The seventh annual Outdoor Film Festival in Grant Park will open with James Dean as a rebel without a cause, and end with Ferris Bueller as a rebel with one. The series of seven free Tuesday evening screenings, which draw crowds upward of 14,000, unspools starting July 18 at Butler Field, Monroe and South Lake Shore. The schedule of this year's festival, which is presented by the Mayor's Office of Special Events, Commonwealth Edison, the Chicago Park District and the Chicago Film Office, was released today.
I will join fellow critic and Sun-Times columnist Richard Roeper in introducing the opening-night screening of "Rebel Without a Cause" (1955), starring James Dean and Natalie Wood. We'll talk about 8:15 p.m.; the movie will start at 8:55. All screenings will begin at dusk, which grows gradually earlier as the festival progresses. Prime positions on the lawn start filling up an hour or more before, as movie buffs stake out their turf, spread their blankets and unpack their snacks.
The rest of the festival:
July 25: "Bringing Up Baby" (1938, Howard Hawks), with Cary Grant and Katharine Hepburn. Approximate start time, 8:49 p.m.

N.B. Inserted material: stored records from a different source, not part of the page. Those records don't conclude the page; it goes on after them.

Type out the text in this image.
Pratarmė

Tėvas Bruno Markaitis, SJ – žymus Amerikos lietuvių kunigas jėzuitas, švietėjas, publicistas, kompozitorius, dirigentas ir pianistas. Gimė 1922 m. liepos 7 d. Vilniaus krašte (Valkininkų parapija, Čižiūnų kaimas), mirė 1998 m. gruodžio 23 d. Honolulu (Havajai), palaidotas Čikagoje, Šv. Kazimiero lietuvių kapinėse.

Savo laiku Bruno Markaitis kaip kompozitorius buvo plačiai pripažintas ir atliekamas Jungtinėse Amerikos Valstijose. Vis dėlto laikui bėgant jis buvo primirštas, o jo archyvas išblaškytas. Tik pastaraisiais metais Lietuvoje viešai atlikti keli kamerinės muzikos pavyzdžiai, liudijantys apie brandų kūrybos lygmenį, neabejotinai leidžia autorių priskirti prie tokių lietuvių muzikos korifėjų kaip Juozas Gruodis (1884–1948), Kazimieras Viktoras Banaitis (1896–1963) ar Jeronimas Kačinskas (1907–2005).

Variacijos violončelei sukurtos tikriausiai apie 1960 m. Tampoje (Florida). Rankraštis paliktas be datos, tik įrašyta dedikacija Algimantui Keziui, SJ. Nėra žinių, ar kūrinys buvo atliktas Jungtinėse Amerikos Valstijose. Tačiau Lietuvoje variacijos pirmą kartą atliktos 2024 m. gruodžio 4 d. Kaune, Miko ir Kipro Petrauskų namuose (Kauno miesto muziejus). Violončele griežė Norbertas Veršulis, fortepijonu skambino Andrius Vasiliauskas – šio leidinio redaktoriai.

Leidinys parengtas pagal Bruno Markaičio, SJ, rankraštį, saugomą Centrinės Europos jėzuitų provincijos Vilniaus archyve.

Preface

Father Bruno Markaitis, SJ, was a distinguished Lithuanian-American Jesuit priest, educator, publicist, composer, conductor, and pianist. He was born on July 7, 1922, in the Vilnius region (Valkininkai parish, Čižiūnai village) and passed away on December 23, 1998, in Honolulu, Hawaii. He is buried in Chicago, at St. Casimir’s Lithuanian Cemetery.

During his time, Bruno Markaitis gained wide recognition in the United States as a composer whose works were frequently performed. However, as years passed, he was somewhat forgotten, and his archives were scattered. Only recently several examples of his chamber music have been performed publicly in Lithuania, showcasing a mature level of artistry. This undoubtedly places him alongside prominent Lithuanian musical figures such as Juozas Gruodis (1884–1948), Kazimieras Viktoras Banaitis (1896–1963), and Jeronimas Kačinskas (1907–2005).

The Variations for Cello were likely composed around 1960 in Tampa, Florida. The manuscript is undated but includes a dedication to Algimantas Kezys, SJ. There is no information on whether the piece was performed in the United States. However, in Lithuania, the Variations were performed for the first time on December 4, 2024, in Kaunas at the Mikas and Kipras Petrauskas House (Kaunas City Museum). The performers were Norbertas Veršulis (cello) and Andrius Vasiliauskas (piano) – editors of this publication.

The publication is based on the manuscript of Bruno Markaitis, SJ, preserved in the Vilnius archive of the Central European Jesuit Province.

Aug. 1: "High Noon," (1952, Fred Zinnemann), with Gary Cooper and Grace Kelly. 8:41 p.m.
Aug. 8: "American Graffiti" (1973, George Lucas), with Richard Dreyfuss, Ron Howard and Cindy Williams. 8:32 p.m.
Aug. 15: "The Apartment" (1960, Billy Wilder), with Jack Lemmon, Shirley MacLaine and Fred MacMurray. 8:22 p.m.
Aug. 22: "On the Waterfront" (1954, Elia Kazan), with Marlon Brando, Karl Malden, Rod Steiger and Eva Marie Saint. 8:11 p.m.
Aug. 29: "Ferris Bueller's Day Off" (1986, John Hughes), with Matthew Broderick, Alan Ruck and Mia Sara. 7:59 p.m.
There is free bicycle valet parking at the northwest corner of Lake Shore and Monroe. No bikes, dogs or booze are allowed in the seating area.
Public transportation is a quick way to get there; parking is available at the Millennium Park, and the East Monroe and Grant Park North and South parking garages.
State-of-the-art projection and sound facilities are masterminded by Chicago's world-famous technical wizard James Bond.